How do the newer GaNfet technology amps compare to the HYPEX NC400, HYPEX NC500, HYPEX 1200 and PURIF Audio designed amps in terms of sound quality? And also how do these GaNfet technology based amps compare to class A and class A/B amps for sound quality?

It seems several companies are offering GaNfet Amps. For example, please the Orchard Audio Starkrimson 150w gan amplifier and the Atma-sphere Class D power amplifier (and several others).

GaNfet is claimed to provide excellent sound quality. Several class D mono blocks offer great sound as various reviewers have reported. I noticed there are several GaNfet technologies power amps available but not many integrated amps. I wonder why. 

Maybe the better question is GaNfet Amps really for prime time? Your comments on GaNfet Amps are requested. thanks....

hgeifman

@sdl4, no one is discounting that higher order distortion is more audible than higher order harmonics. This is not in question and the mechanism is very well understood. It is due to masking functions and the shape of our sensitivity to different frequencies.
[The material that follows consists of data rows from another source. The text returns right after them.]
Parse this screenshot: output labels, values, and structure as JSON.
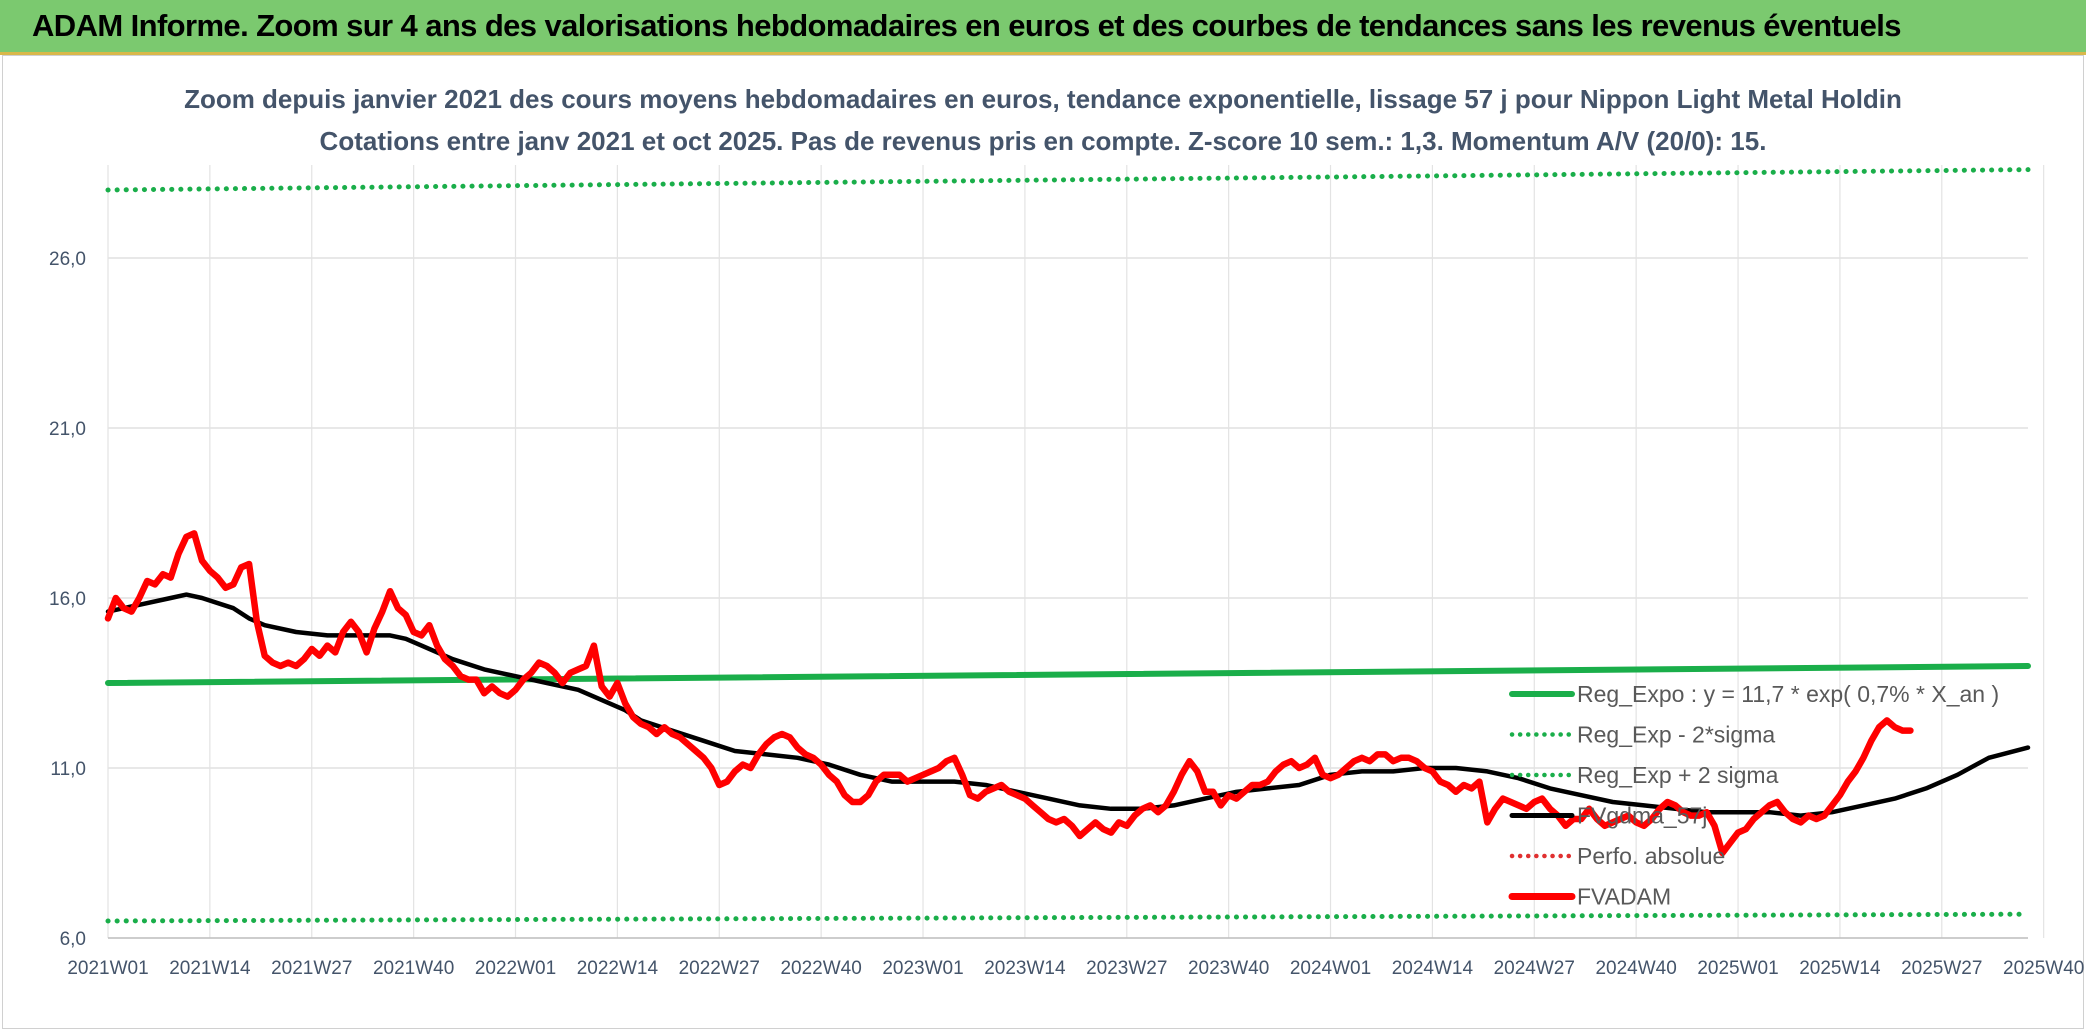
{
  "banner": {
    "title": "ADAM Informe. Zoom sur 4 ans des valorisations hebdomadaires en euros et des courbes de tendances sans les revenus éventuels"
  },
  "colors": {
    "banner_bg": "#7bc96f",
    "price": "#ff0000",
    "smooth": "#000000",
    "regression": "#1aae4a",
    "band": "#1aae4a",
    "perf": "#e03030",
    "text": "#44546a"
  },
  "chart_data": {
    "type": "line",
    "title": "Zoom depuis janvier 2021 des cours moyens hebdomadaires en euros, tendance exponentielle, lissage 57 j pour Nippon Light Metal Holdin",
    "subtitle": "Cotations entre janv 2021 et oct 2025. Pas de revenus pris en compte. Z-score 10 sem.: 1,3. Momentum A/V (20/0): 15.",
    "ylim": [
      6.0,
      28.5
    ],
    "yticks": [
      "6,0",
      "11,0",
      "16,0",
      "21,0",
      "26,0"
    ],
    "ytick_values": [
      6,
      11,
      16,
      21,
      26
    ],
    "xticks": [
      "2021W01",
      "2021W14",
      "2021W27",
      "2021W40",
      "2022W01",
      "2022W14",
      "2022W27",
      "2022W40",
      "2023W01",
      "2023W14",
      "2023W27",
      "2023W40",
      "2024W01",
      "2024W14",
      "2024W27",
      "2024W40",
      "2025W01",
      "2025W14",
      "2025W27",
      "2025W40"
    ],
    "grid": true,
    "legend_position": "bottom-right",
    "series": [
      {
        "name": "Reg_Expo : y = 11,7 * exp( 0,7% *  X_an )",
        "style": "solid-thick",
        "color": "#1aae4a",
        "points": [
          [
            0,
            13.5
          ],
          [
            245,
            14.0
          ]
        ]
      },
      {
        "name": "Reg_Exp - 2*sigma",
        "style": "dotted",
        "color": "#1aae4a",
        "points": [
          [
            0,
            6.5
          ],
          [
            245,
            6.7
          ]
        ]
      },
      {
        "name": "Reg_Exp + 2 sigma",
        "style": "dotted",
        "color": "#1aae4a",
        "points": [
          [
            0,
            28.0
          ],
          [
            245,
            28.6
          ]
        ]
      },
      {
        "name": "FVgdma_57j",
        "style": "solid",
        "color": "#000000",
        "points": [
          [
            0,
            15.6
          ],
          [
            4,
            15.8
          ],
          [
            8,
            16.0
          ],
          [
            10,
            16.1
          ],
          [
            12,
            16.0
          ],
          [
            16,
            15.7
          ],
          [
            18,
            15.4
          ],
          [
            20,
            15.2
          ],
          [
            24,
            15.0
          ],
          [
            28,
            14.9
          ],
          [
            32,
            14.9
          ],
          [
            36,
            14.9
          ],
          [
            38,
            14.8
          ],
          [
            40,
            14.6
          ],
          [
            44,
            14.2
          ],
          [
            48,
            13.9
          ],
          [
            52,
            13.7
          ],
          [
            56,
            13.5
          ],
          [
            60,
            13.3
          ],
          [
            64,
            12.9
          ],
          [
            66,
            12.7
          ],
          [
            68,
            12.4
          ],
          [
            72,
            12.1
          ],
          [
            76,
            11.8
          ],
          [
            80,
            11.5
          ],
          [
            84,
            11.4
          ],
          [
            88,
            11.3
          ],
          [
            92,
            11.1
          ],
          [
            96,
            10.8
          ],
          [
            100,
            10.6
          ],
          [
            104,
            10.6
          ],
          [
            108,
            10.6
          ],
          [
            112,
            10.5
          ],
          [
            116,
            10.3
          ],
          [
            120,
            10.1
          ],
          [
            124,
            9.9
          ],
          [
            128,
            9.8
          ],
          [
            132,
            9.8
          ],
          [
            136,
            9.9
          ],
          [
            140,
            10.1
          ],
          [
            144,
            10.3
          ],
          [
            148,
            10.4
          ],
          [
            152,
            10.5
          ],
          [
            156,
            10.8
          ],
          [
            160,
            10.9
          ],
          [
            164,
            10.9
          ],
          [
            168,
            11.0
          ],
          [
            172,
            11.0
          ],
          [
            176,
            10.9
          ],
          [
            180,
            10.7
          ],
          [
            184,
            10.4
          ],
          [
            188,
            10.2
          ],
          [
            192,
            10.0
          ],
          [
            196,
            9.9
          ],
          [
            200,
            9.8
          ],
          [
            204,
            9.7
          ],
          [
            208,
            9.7
          ],
          [
            212,
            9.7
          ],
          [
            216,
            9.6
          ],
          [
            220,
            9.7
          ],
          [
            224,
            9.9
          ],
          [
            228,
            10.1
          ],
          [
            232,
            10.4
          ],
          [
            236,
            10.8
          ],
          [
            240,
            11.3
          ],
          [
            245,
            11.6
          ]
        ]
      },
      {
        "name": "Perfo. absolue",
        "style": "dotted",
        "color": "#e03030",
        "points": []
      },
      {
        "name": "FVADAM",
        "style": "solid-thick",
        "color": "#ff0000",
        "points": [
          [
            0,
            15.4
          ],
          [
            1,
            16.0
          ],
          [
            2,
            15.7
          ],
          [
            3,
            15.6
          ],
          [
            4,
            16.0
          ],
          [
            5,
            16.5
          ],
          [
            6,
            16.4
          ],
          [
            7,
            16.7
          ],
          [
            8,
            16.6
          ],
          [
            9,
            17.3
          ],
          [
            10,
            17.8
          ],
          [
            11,
            17.9
          ],
          [
            12,
            17.1
          ],
          [
            13,
            16.8
          ],
          [
            14,
            16.6
          ],
          [
            15,
            16.3
          ],
          [
            16,
            16.4
          ],
          [
            17,
            16.9
          ],
          [
            18,
            17.0
          ],
          [
            19,
            15.3
          ],
          [
            20,
            14.3
          ],
          [
            21,
            14.1
          ],
          [
            22,
            14.0
          ],
          [
            23,
            14.1
          ],
          [
            24,
            14.0
          ],
          [
            25,
            14.2
          ],
          [
            26,
            14.5
          ],
          [
            27,
            14.3
          ],
          [
            28,
            14.6
          ],
          [
            29,
            14.4
          ],
          [
            30,
            15.0
          ],
          [
            31,
            15.3
          ],
          [
            32,
            15.0
          ],
          [
            33,
            14.4
          ],
          [
            34,
            15.1
          ],
          [
            35,
            15.6
          ],
          [
            36,
            16.2
          ],
          [
            37,
            15.7
          ],
          [
            38,
            15.5
          ],
          [
            39,
            15.0
          ],
          [
            40,
            14.9
          ],
          [
            41,
            15.2
          ],
          [
            42,
            14.6
          ],
          [
            43,
            14.2
          ],
          [
            44,
            14.0
          ],
          [
            45,
            13.7
          ],
          [
            46,
            13.6
          ],
          [
            47,
            13.6
          ],
          [
            48,
            13.2
          ],
          [
            49,
            13.4
          ],
          [
            50,
            13.2
          ],
          [
            51,
            13.1
          ],
          [
            52,
            13.3
          ],
          [
            53,
            13.6
          ],
          [
            54,
            13.8
          ],
          [
            55,
            14.1
          ],
          [
            56,
            14.0
          ],
          [
            57,
            13.8
          ],
          [
            58,
            13.5
          ],
          [
            59,
            13.8
          ],
          [
            60,
            13.9
          ],
          [
            61,
            14.0
          ],
          [
            62,
            14.6
          ],
          [
            63,
            13.4
          ],
          [
            64,
            13.1
          ],
          [
            65,
            13.5
          ],
          [
            66,
            12.9
          ],
          [
            67,
            12.5
          ],
          [
            68,
            12.3
          ],
          [
            69,
            12.2
          ],
          [
            70,
            12.0
          ],
          [
            71,
            12.2
          ],
          [
            72,
            12.0
          ],
          [
            73,
            11.9
          ],
          [
            74,
            11.7
          ],
          [
            75,
            11.5
          ],
          [
            76,
            11.3
          ],
          [
            77,
            11.0
          ],
          [
            78,
            10.5
          ],
          [
            79,
            10.6
          ],
          [
            80,
            10.9
          ],
          [
            81,
            11.1
          ],
          [
            82,
            11.0
          ],
          [
            83,
            11.4
          ],
          [
            84,
            11.7
          ],
          [
            85,
            11.9
          ],
          [
            86,
            12.0
          ],
          [
            87,
            11.9
          ],
          [
            88,
            11.6
          ],
          [
            89,
            11.4
          ],
          [
            90,
            11.3
          ],
          [
            91,
            11.1
          ],
          [
            92,
            10.8
          ],
          [
            93,
            10.6
          ],
          [
            94,
            10.2
          ],
          [
            95,
            10.0
          ],
          [
            96,
            10.0
          ],
          [
            97,
            10.2
          ],
          [
            98,
            10.6
          ],
          [
            99,
            10.8
          ],
          [
            100,
            10.8
          ],
          [
            101,
            10.8
          ],
          [
            102,
            10.6
          ],
          [
            103,
            10.7
          ],
          [
            104,
            10.8
          ],
          [
            105,
            10.9
          ],
          [
            106,
            11.0
          ],
          [
            107,
            11.2
          ],
          [
            108,
            11.3
          ],
          [
            109,
            10.8
          ],
          [
            110,
            10.2
          ],
          [
            111,
            10.1
          ],
          [
            112,
            10.3
          ],
          [
            113,
            10.4
          ],
          [
            114,
            10.5
          ],
          [
            115,
            10.3
          ],
          [
            116,
            10.2
          ],
          [
            117,
            10.1
          ],
          [
            118,
            9.9
          ],
          [
            119,
            9.7
          ],
          [
            120,
            9.5
          ],
          [
            121,
            9.4
          ],
          [
            122,
            9.5
          ],
          [
            123,
            9.3
          ],
          [
            124,
            9.0
          ],
          [
            125,
            9.2
          ],
          [
            126,
            9.4
          ],
          [
            127,
            9.2
          ],
          [
            128,
            9.1
          ],
          [
            129,
            9.4
          ],
          [
            130,
            9.3
          ],
          [
            131,
            9.6
          ],
          [
            132,
            9.8
          ],
          [
            133,
            9.9
          ],
          [
            134,
            9.7
          ],
          [
            135,
            9.9
          ],
          [
            136,
            10.3
          ],
          [
            137,
            10.8
          ],
          [
            138,
            11.2
          ],
          [
            139,
            10.9
          ],
          [
            140,
            10.3
          ],
          [
            141,
            10.3
          ],
          [
            142,
            9.9
          ],
          [
            143,
            10.2
          ],
          [
            144,
            10.1
          ],
          [
            145,
            10.3
          ],
          [
            146,
            10.5
          ],
          [
            147,
            10.5
          ],
          [
            148,
            10.6
          ],
          [
            149,
            10.9
          ],
          [
            150,
            11.1
          ],
          [
            151,
            11.2
          ],
          [
            152,
            11.0
          ],
          [
            153,
            11.1
          ],
          [
            154,
            11.3
          ],
          [
            155,
            10.8
          ],
          [
            156,
            10.7
          ],
          [
            157,
            10.8
          ],
          [
            158,
            11.0
          ],
          [
            159,
            11.2
          ],
          [
            160,
            11.3
          ],
          [
            161,
            11.2
          ],
          [
            162,
            11.4
          ],
          [
            163,
            11.4
          ],
          [
            164,
            11.2
          ],
          [
            165,
            11.3
          ],
          [
            166,
            11.3
          ],
          [
            167,
            11.2
          ],
          [
            168,
            11.0
          ],
          [
            169,
            10.9
          ],
          [
            170,
            10.6
          ],
          [
            171,
            10.5
          ],
          [
            172,
            10.3
          ],
          [
            173,
            10.5
          ],
          [
            174,
            10.4
          ],
          [
            175,
            10.6
          ],
          [
            176,
            9.4
          ],
          [
            177,
            9.8
          ],
          [
            178,
            10.1
          ],
          [
            179,
            10.0
          ],
          [
            180,
            9.9
          ],
          [
            181,
            9.8
          ],
          [
            182,
            10.0
          ],
          [
            183,
            10.1
          ],
          [
            184,
            9.8
          ],
          [
            185,
            9.6
          ],
          [
            186,
            9.3
          ],
          [
            187,
            9.5
          ],
          [
            188,
            9.5
          ],
          [
            189,
            9.8
          ],
          [
            190,
            9.5
          ],
          [
            191,
            9.3
          ],
          [
            192,
            9.4
          ],
          [
            193,
            9.5
          ],
          [
            194,
            9.6
          ],
          [
            195,
            9.4
          ],
          [
            196,
            9.3
          ],
          [
            197,
            9.5
          ],
          [
            198,
            9.8
          ],
          [
            199,
            10.0
          ],
          [
            200,
            9.9
          ],
          [
            201,
            9.7
          ],
          [
            202,
            9.6
          ],
          [
            203,
            9.6
          ],
          [
            204,
            9.7
          ],
          [
            205,
            9.3
          ],
          [
            206,
            8.5
          ],
          [
            207,
            8.8
          ],
          [
            208,
            9.1
          ],
          [
            209,
            9.2
          ],
          [
            210,
            9.5
          ],
          [
            211,
            9.7
          ],
          [
            212,
            9.9
          ],
          [
            213,
            10.0
          ],
          [
            214,
            9.7
          ],
          [
            215,
            9.5
          ],
          [
            216,
            9.4
          ],
          [
            217,
            9.6
          ],
          [
            218,
            9.5
          ],
          [
            219,
            9.6
          ],
          [
            220,
            9.9
          ],
          [
            221,
            10.2
          ],
          [
            222,
            10.6
          ],
          [
            223,
            10.9
          ],
          [
            224,
            11.3
          ],
          [
            225,
            11.8
          ],
          [
            226,
            12.2
          ],
          [
            227,
            12.4
          ],
          [
            228,
            12.2
          ],
          [
            229,
            12.1
          ],
          [
            230,
            12.1
          ]
        ]
      }
    ]
  }
}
Nelson's ideas of very low distortion is probably not what we think of as very low distortion, as well, Nelson discusses feedback in SS state in other papers and how that translates to distortion over frequency and this relates to the claim, I consider false, by Atmasphere that many SS amplifiers with negative feedback suffer from too little feedback at high frequencies. This is a flawed premise on several fronts:

 

1) This is just not factually true based on an easily done review of tests by Stereophile and Audioscience where even relatively inexpensive amplifiers have low distortion out to 20KHz, and this appears to have been the case for many years.

 

2) Because of the upward curve of hearing sensitivity, which reduces after about 3.5Khz, distortion at high frequencies becomes harder and harder to hear. If you think about it, at 3.5KHz, the 4th harmonic is 14KHz. Many people here can't even hear that. At 5KHz, the 4th harmonic is 20KHz, inaudible. Where higher harmonics are most audible is at low frequencies where higher harmonics are where our hearing is even more sensitive than the fundamental. 100-1Khz is a prime area. However, all those SS amplifiers with claimed insufficient feedback have tons of feedback at <1KHz (if they have Negative feedback).

 

This whole amplifiers that measure well and sound poor is nothing but Philelore, started by amplifier companies that make amps that measure poor and then chanted by their customers. If you have an amplifier that measures well, with today's ready suite of measurements, and sounds bad, it is not the amplifier that is the issue, it is your system. If a poor measuring amplifier sounds better, then it is just its poor transfer function complimenting the rest of the flaws in your system. It is one way to achieve a desired end result, but it is 2022 now. There are better ways if audiophiles would just get out of their own way.

 

In terms of phase from an amplifier, there are readily available metrics for what is audible in phase change. Most modern amplifiers are so far below audible limits w.r.t. phase changes that any discussion of it is a total waste of time. However, go back to those bad measuring amps that sound good, and perhaps you are complimenting a flaw in your system (that should not be there).

 

Last, keep in mind, that many of these claims of distortion, at the levels of the amps in question causing tonal changes, has never, what 50 years later, be shown to be fully factual even though experiments are readily done. I think most would be rather surprise how hard it is to detect distortion when listening to music. Far far harder than with tones, even when you use higher order distortion products. What is needed is far higher than one would ever expect to see in an amplifier today.

 

Nelson Pass obviously has a huge following in audio, mainly due to his strong involvement in DIY audio. He is a far more public figure than almost any other audio amplifier designer. However, I suspect few professional amplifier designers (and not just hifi) have spent much time studying his work, where they have spent a ton of time studying Doug Self, or a whole host of people people who listen to audio have never heard of.

 

 

I am currently running a tour of the Starkrimson Stereo Ultra on the Steve Hoffman forum. If you are interested you may join that forum and join the tour.

 

Leo, thanks for the link to the thread over on SH.  You have to be really brave, or pretty sure you have a great product to put it out on a public tour with no oversight as to what will be said about it....and obviously, lots of people are loving it.

A couple questions...did you have a design objective with respect to 2nd/3rd harmonic distortion or were you just going for the lowest overall distortion and then final tweaked for sound.

Congrats on the reviews and continued success!